4. The areas picked during this statistical analysis of life expectany were Nunavut, Prince Edward Island, and the Canadian average. Nunavut and Prince Edward island were picked because the demographics and the tpe of industry they rely on are completely different. The Canadian average was picked because this represents a control. This will form a median between the two extremes. It would be thought that the life expectancy in Prince Edward Island would be much higher than in the rest of Canada. This is because Prince Edward Island is a place where many people go to retire, while Nunavut is not. This means that since people have the money to retire and live in Prince Edward Island, they can also afford things to extend their lives, such as prescription medicines, and a balanced diet. Nunavut, on the other hand, is definitely not a retirement place. The overall population tends to be poorer than the national average and the harsh climate, and dependancy on more dangerous activities such as hunting means that the life expecancy is probably lower here.


The tables for life expecancy at birth were retrieved from http://www.stanleyconsulting.ns.ca/Files/Life_Expectancy_at_Birth.pdf


As can be seen from the table, the average life expectancy for both sexes in Nunavut is 69.8 years old. This is significantly lower than 78.3 years, which is the Canadian average.

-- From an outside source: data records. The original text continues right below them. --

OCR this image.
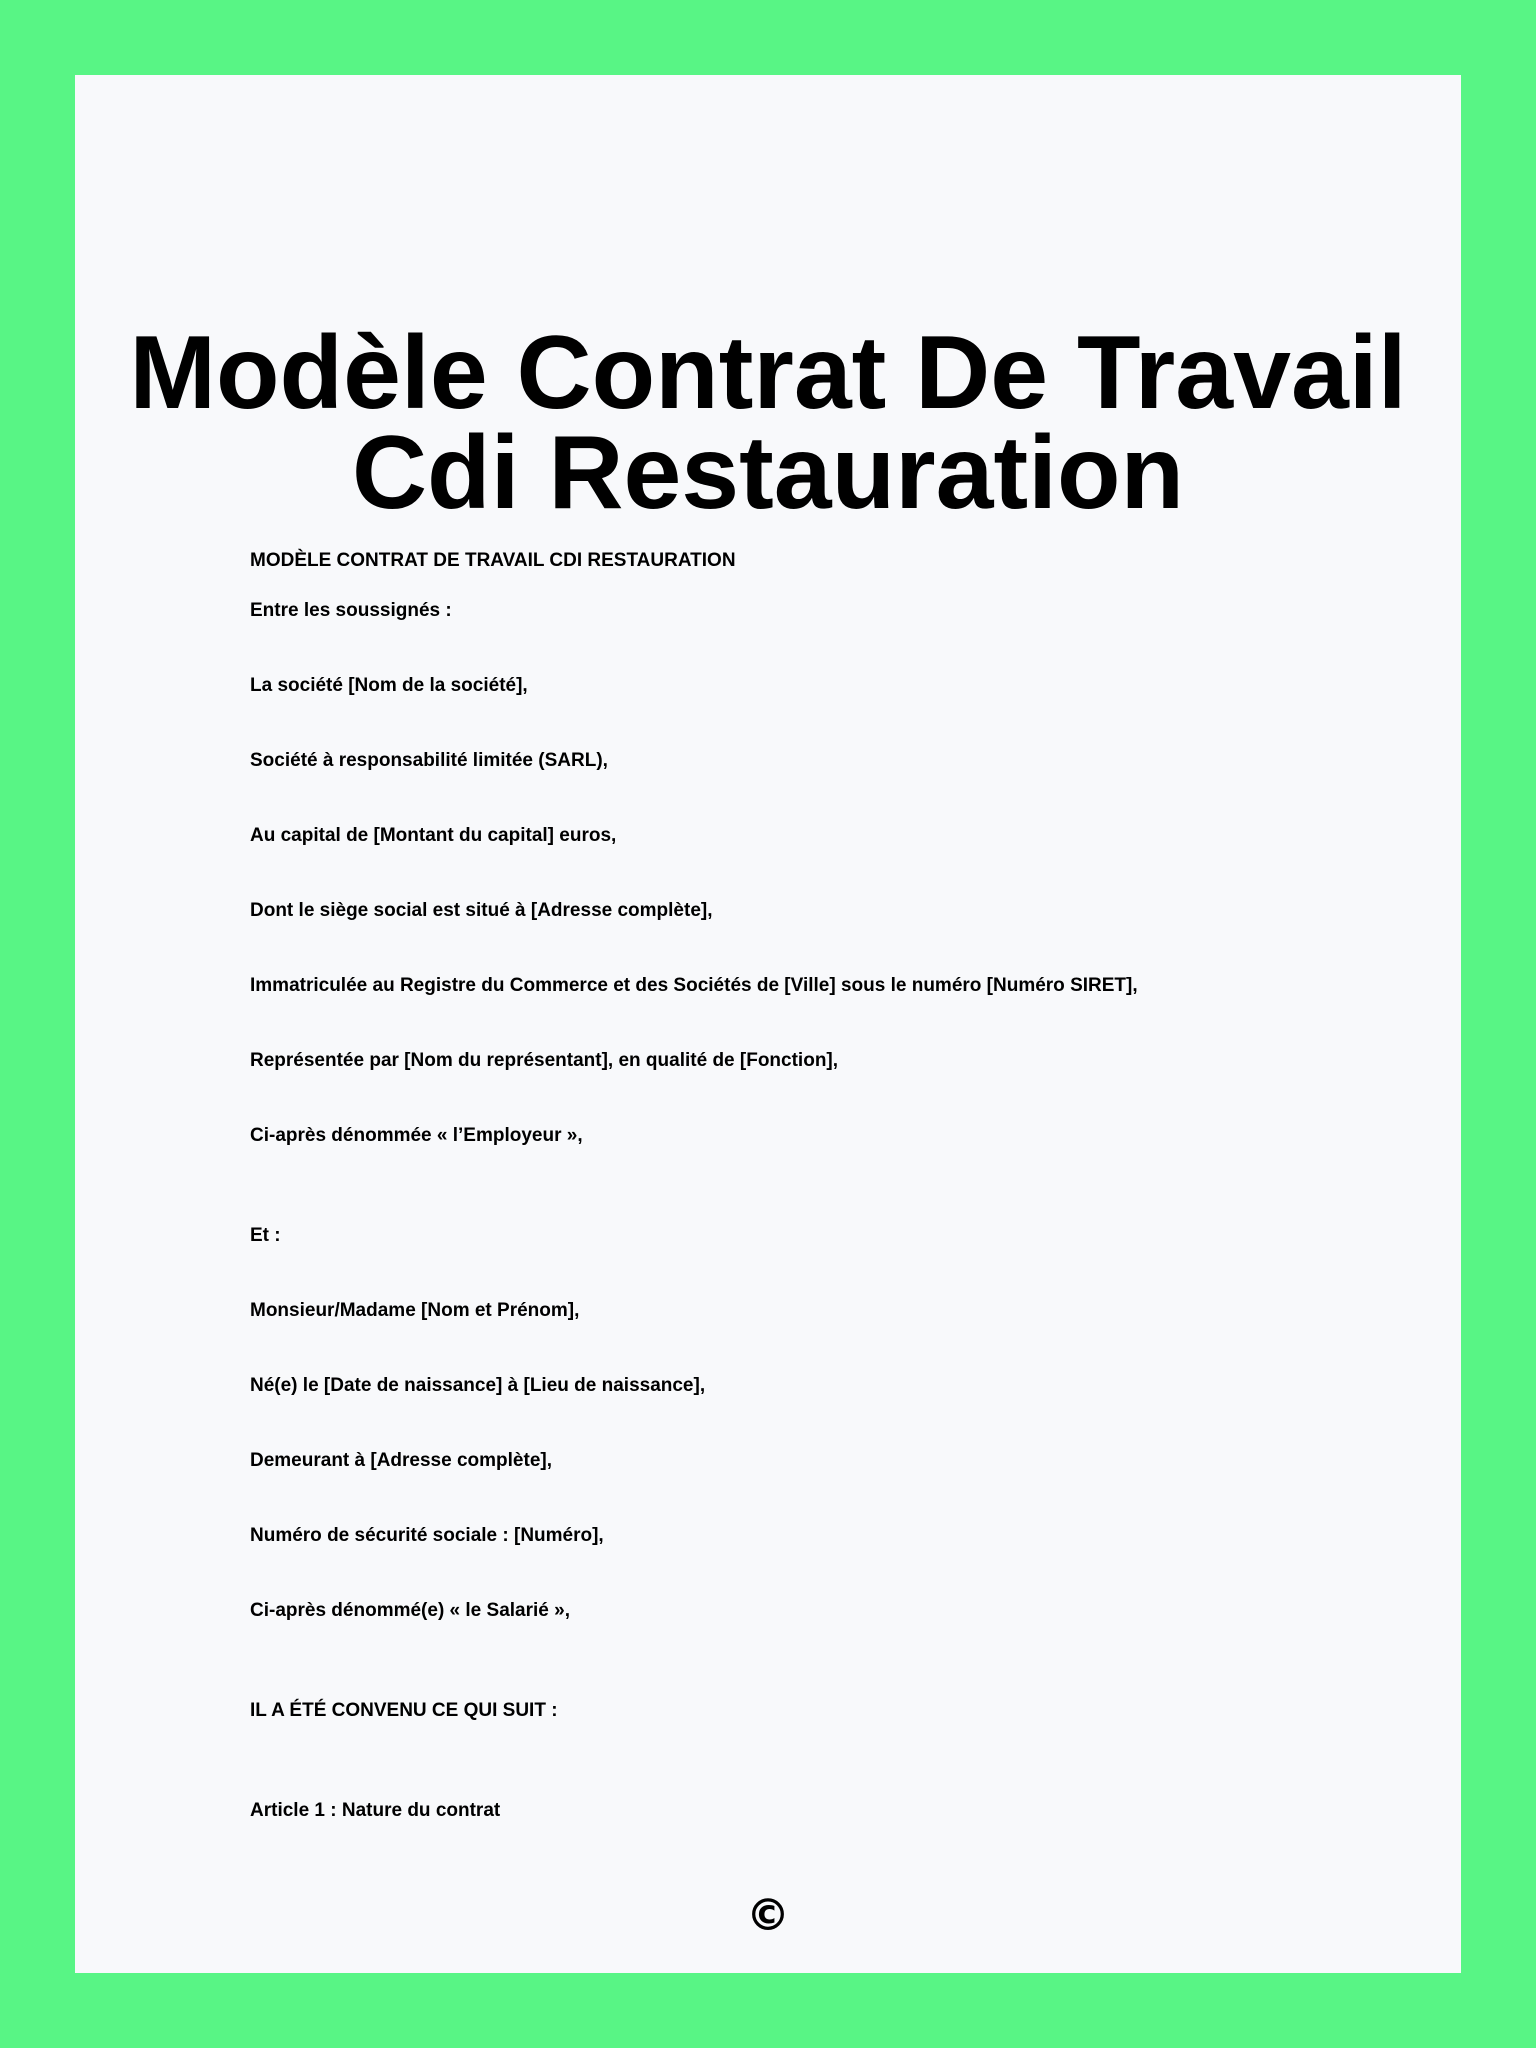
Modèle Contrat De Travail
Cdi Restauration
MODÈLE CONTRAT DE TRAVAIL CDI RESTAURATION
Entre les soussignés :
La société [Nom de la société],
Société à responsabilité limitée (SARL),
Au capital de [Montant du capital] euros,
Dont le siège social est situé à [Adresse complète],
Immatriculée au Registre du Commerce et des Sociétés de [Ville] sous le numéro [Numéro SIRET],
Représentée par [Nom du représentant], en qualité de [Fonction],
Ci-après dénommée « l’Employeur »,
Et :
Monsieur/Madame [Nom et Prénom],
Né(e) le [Date de naissance] à [Lieu de naissance],
Demeurant à [Adresse complète],
Numéro de sécurité sociale : [Numéro],
Ci-après dénommé(e) « le Salarié »,
IL A ÉTÉ CONVENU CE QUI SUIT :
Article 1 : Nature du contrat
©
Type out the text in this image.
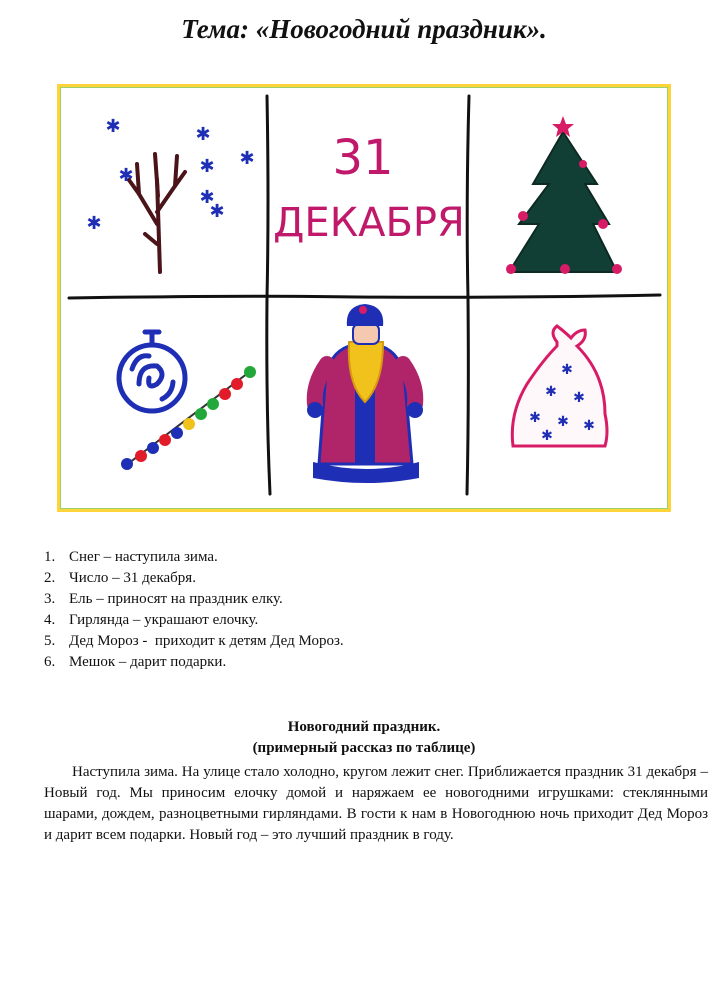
Тема: «Новогодний праздник».
✱	✱
✱ ✱
✱
✱
✱
✱
31
ДЕКАБРЯ
✱
✱ ✱
✱ ✱ ✱
✱
1. Снег – наступила зима.
2. Число – 31 декабря.
3. Ель – приносят на праздник елку.
4. Гирлянда – украшают елочку.
5. Дед Мороз -  приходит к детям Дед Мороз.
6. Мешок – дарит подарки.
Новогодний праздник.
(примерный рассказ по таблице)

Наступила зима. На улице стало холодно, кругом лежит снег. Приближается праздник 31 декабря – Новый год. Мы приносим елочку домой и наряжаем ее новогодними игрушками: стеклянными шарами, дождем, разноцветными гирляндами. В гости к нам в Новогоднюю ночь приходит Дед Мороз и дарит всем подарки. Новый год – это лучший праздник в году.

In Prince Edward Island the average life expectancy for both sexes is 77.3. This part disproves the conjecture by being slightly below the national average. This could be because of extraeneous variables such as the fact that Prince Edward Island is host for a number of dangerous activities such as farming.




Evaluation


This evaluation was overall a success as the object of it, to note a number of interesting trends, was completed. The data which were used in this project was probably the best possible. With Nunavut there is a sample of an area with a very low population density, this is a harsh climate and there are a very high amount of push factors here. The other sample was Prince Edward Island. Here is a very temperate climate due to the moderation effect of the Atlantic Ocean. There are a number of pull factors where and a higher female population is the result. The final sample is the average of all of Canada. This is appropriate since all of the other provinces cannot be represented due to time restraints. The mathematical methods which were used are not as reliable as they could be, for example a quartic regression predicts the life expectancy of a person in 2050 as a little over 200 years old. This is obviously not accurate. A more holistic approach would have predicted this, most likely more accurately, at a little over 80.


As for the amount of people who are interested in this information, there is a huge amount of people interested in this. This allows, for example the government to predict if someone is likely to outlive their pension. It allows advertisers to advertise demographically in certain regions because they know exactly what age the people who are in that specific region, and who are most likely to see their advertisements. There are quite a few questions from this analysis that are unanswered. For example why are there a larger amount of females in Prince Edward Island than males? Also is the stated reason for there being a higher number of males in Nunavut than females correct? There was no definite answer which could be found for this in the research which was done. In future projects a resource could be found which takes into consideration push and pull factors for various demographics of a population. Another question was how demographics were set up in other areas of Canada and abroad, are they the same as Canada? If not, how do they differ? And why? A resource which took into account international demographics would have to be found to study this properly. If this project were to be done again then a larger sample would have been taken. In this analysis only 2 provinces were compared against the whole of Canada. At least all of the provinces should have been taken into account and some international sample should have also been taken.